I’ve included choropleth maps for individual components / metrics. They provide a visual representation of how each county fared with regard to the metric in question:

##Median Income

#select only pertinent columns
df_in <- df %>% select(1,2)
df_in <- df_in %>% rename(value = income)

#join data to region codes
plot_1 <- inner_join(df_in, region, by=c("county" = "county.name"))

#create choropleth map
county_choropleth(plot_1, state_zoom = "new jersey", num_colors = 6) +
  scale_fill_brewer(palette="Blues") +
  labs(title = "Median Income by County", fill = "Income Range ($)")

##Population Growth

#select only pertinent columns
df_pop <- df %>% select(1,3)
df_pop <- df_pop %>% rename(value = growth)

#join data to region codes
plot_2 <- inner_join(df_pop, region, by=c("county" = "county.name"))

#create choropleth map
county_choropleth(plot_2, state_zoom = "new jersey", num_colors = 6) +
  scale_fill_brewer(palette="Blues") +
  labs(title = "Population Growth by County", fill = "Population Growth (%)")

##Volleyball Engagement

#select only pertinent columns
df_vb <- df %>% select(1,4)
df_vb <- df_vb %>% rename(value = tph)

#join data to region codes
plot_3 <- inner_join(df_vb, region, by=c("county" = "county.name"))

#create choropleth map
county_choropleth(plot_3, state_zoom = "new jersey", num_colors = 6) +
  scale_fill_brewer(palette="Blues") +
  labs(title = "Volleyball Engagement by County", fill = "Volleyball Engagement (%)")

Favorability Score Table

I’ve included the favorability score table to provide clear, numeric values and better understand the ranking of our preceding volleyball favorability map and bar plot visualizations:

df_comb %>% kbl() %>% kable_minimal()

county	value
atlantic	19.8
bergen	78.2
burlington	56.0
camden	59.5
cape may	7.0
cumberland	0.0
essex	62.9
gloucester	73.4
hudson	100.0
hunterdon	60.1
mercer	46.7
middlesex	88.8
monmouth	67.3
morris	75.0
ocean	80.0
passaic	58.5
salem	6.0
somerset	85.7
sussex	46.2
union	73.7
warren	26.1

Favorability Score Interpretation

While I’d expected Monmouth county to score higher, I didn’t know that the county had seen a net decrease in population in the past decade and this factor alone set the county’s score in a lower bracket. Whereas Hudson county was the highest performing county for population growth and engagement. Being the top in each of these metrics, set the county as the most favorable even though it wasn’t in the top 3 for income.

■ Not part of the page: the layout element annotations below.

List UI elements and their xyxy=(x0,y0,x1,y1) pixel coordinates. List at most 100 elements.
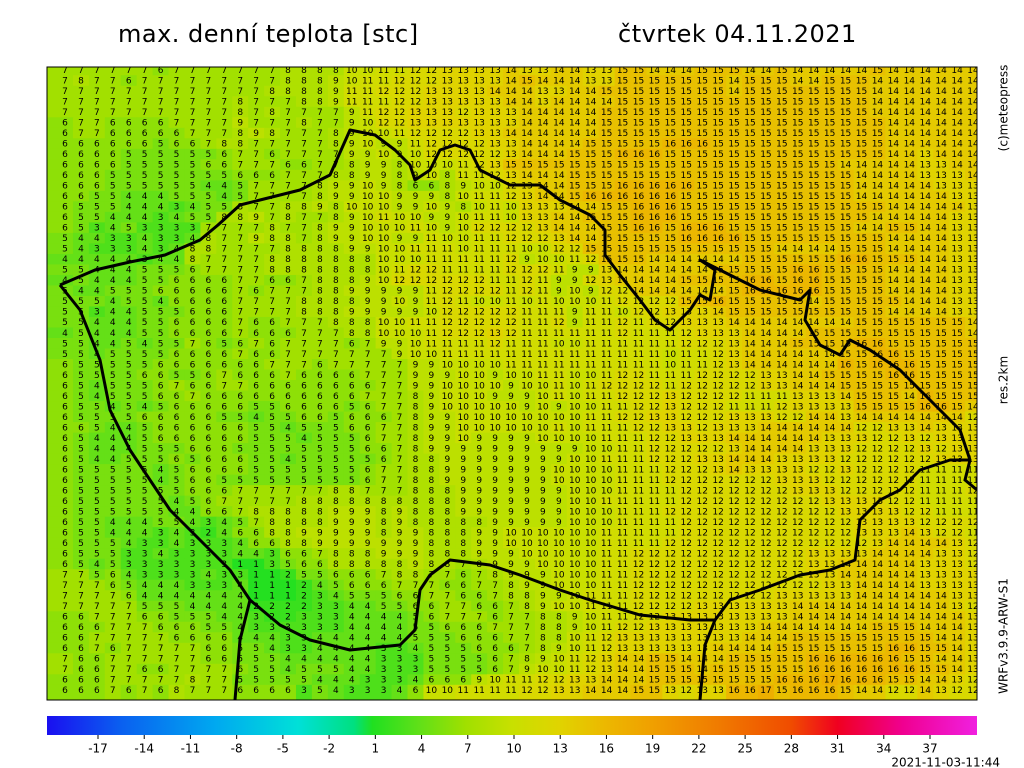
cell xyxy=(152,138,170,150)
cell-value: 14 xyxy=(935,87,947,97)
cell-value: 15 xyxy=(712,140,723,150)
cell-value: 6 xyxy=(174,287,180,297)
cell xyxy=(646,285,663,297)
cell-value: 15 xyxy=(744,119,755,129)
cell xyxy=(965,327,977,339)
cell xyxy=(200,295,217,308)
cell xyxy=(837,190,855,202)
cell xyxy=(694,222,711,234)
cell xyxy=(439,117,456,129)
cell-value: 10 xyxy=(362,182,374,192)
cell-value: 6 xyxy=(221,150,227,160)
cell xyxy=(264,327,281,339)
cell-value: 9 xyxy=(572,276,578,286)
cell xyxy=(614,253,632,266)
cell xyxy=(248,222,265,234)
cell-value: 15 xyxy=(617,87,628,97)
cell-value: 14 xyxy=(951,203,963,213)
cell-value: 16 xyxy=(840,255,852,265)
cell-value: 8 xyxy=(285,234,291,244)
cell xyxy=(455,169,472,181)
cell-value: 14 xyxy=(585,234,597,244)
cell-value: 15 xyxy=(824,129,835,139)
cell xyxy=(47,506,74,518)
cell xyxy=(487,295,504,308)
cell xyxy=(407,159,425,171)
cell xyxy=(917,306,934,318)
cell-value: 9 xyxy=(333,77,339,87)
cell xyxy=(694,67,711,76)
cell-value: 6 xyxy=(190,318,196,328)
cell-value: 14 xyxy=(935,266,947,276)
cell xyxy=(327,285,345,297)
cell-value: 13 xyxy=(935,182,946,192)
cell xyxy=(136,75,154,87)
cell-value: 7 xyxy=(285,108,291,118)
cell xyxy=(726,169,743,181)
cell xyxy=(280,159,297,171)
cell-value: 11 xyxy=(489,276,500,286)
cell xyxy=(232,274,249,287)
cell xyxy=(742,295,759,308)
cell-value: 11 xyxy=(601,308,612,318)
cell-value: 7 xyxy=(253,255,259,265)
cell-value: 15 xyxy=(744,98,755,108)
cell xyxy=(566,264,584,276)
cell xyxy=(582,127,600,139)
cell-value: 11 xyxy=(426,255,437,265)
cell-value: 15 xyxy=(712,129,723,139)
cell-value: 4 xyxy=(94,318,100,328)
cell xyxy=(821,222,839,234)
cell xyxy=(662,243,679,255)
cell-value: 8 xyxy=(269,129,275,139)
cell-value: 11 xyxy=(442,245,453,255)
cell xyxy=(375,316,393,329)
cell-value: 14 xyxy=(888,182,900,192)
cell-value: 15 xyxy=(776,234,787,244)
cell-value: 15 xyxy=(744,224,755,234)
cell-value: 13 xyxy=(601,77,612,87)
cell xyxy=(280,96,297,108)
cell xyxy=(917,253,934,266)
cell-value: 14 xyxy=(649,266,661,276)
cell xyxy=(789,117,807,129)
cell xyxy=(136,264,154,276)
cell-value: 15 xyxy=(696,98,707,108)
cell-value: 13 xyxy=(537,203,548,213)
cell xyxy=(678,96,695,108)
cell-value: 6 xyxy=(206,276,212,286)
cell-value: 15 xyxy=(888,224,899,234)
cell xyxy=(678,85,695,97)
cell xyxy=(869,190,886,202)
cell-value: 10 xyxy=(378,255,390,265)
cell xyxy=(630,138,648,150)
cell-value: 13 xyxy=(521,182,532,192)
cell-value: 15 xyxy=(919,318,930,328)
cell-value: 10 xyxy=(362,192,374,202)
cell-value: 11 xyxy=(569,255,580,265)
cell xyxy=(534,211,552,223)
cell-value: 11 xyxy=(553,266,564,276)
cell-value: 14 xyxy=(904,287,916,297)
cell xyxy=(88,243,106,255)
cell xyxy=(88,138,106,150)
cell xyxy=(662,222,679,234)
cell xyxy=(821,169,839,181)
cell xyxy=(805,117,823,129)
cell xyxy=(104,222,122,234)
cell-value: 15 xyxy=(569,171,580,181)
cell-value: 15 xyxy=(792,87,803,97)
cell xyxy=(949,211,966,223)
cell xyxy=(694,316,711,329)
cell xyxy=(311,264,329,276)
cell xyxy=(455,75,472,87)
cell-value: 13 xyxy=(712,329,723,339)
cell xyxy=(630,232,648,245)
cell-value: 11 xyxy=(537,287,548,297)
cell-value: 9 xyxy=(556,276,562,286)
cell xyxy=(168,138,186,150)
cell-value: 15 xyxy=(744,255,755,265)
cell xyxy=(200,316,217,329)
cell xyxy=(757,316,775,329)
cell-value: 15 xyxy=(872,150,883,160)
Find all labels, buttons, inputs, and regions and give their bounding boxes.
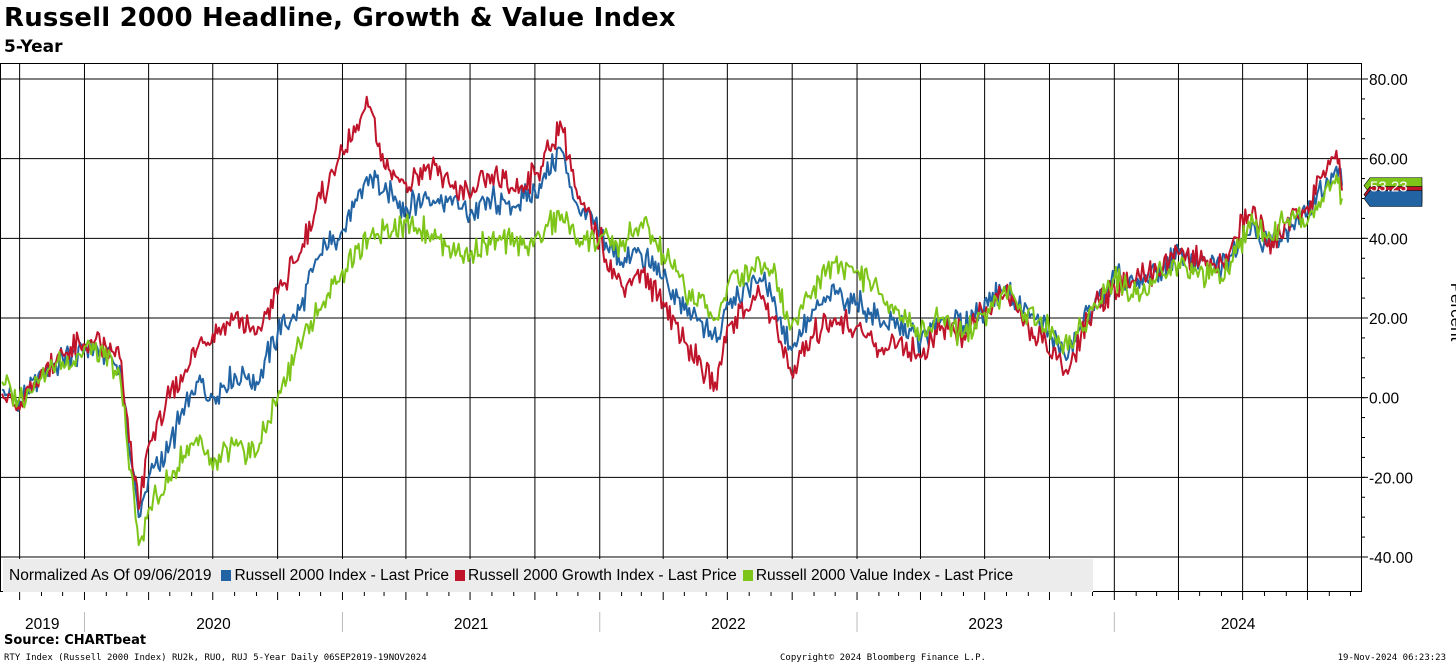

When we pause and think for a second, it makes sense. Hudson county has seen a rise in population, livability, and median income. It’s seen an influx of high earning residents (commuting to the city) as well as Hispanic immigrants. Both of these demographics could be favorable in supporting a new volleyball club. A younger, higher earning population, that loves the game is a great community to become a part of.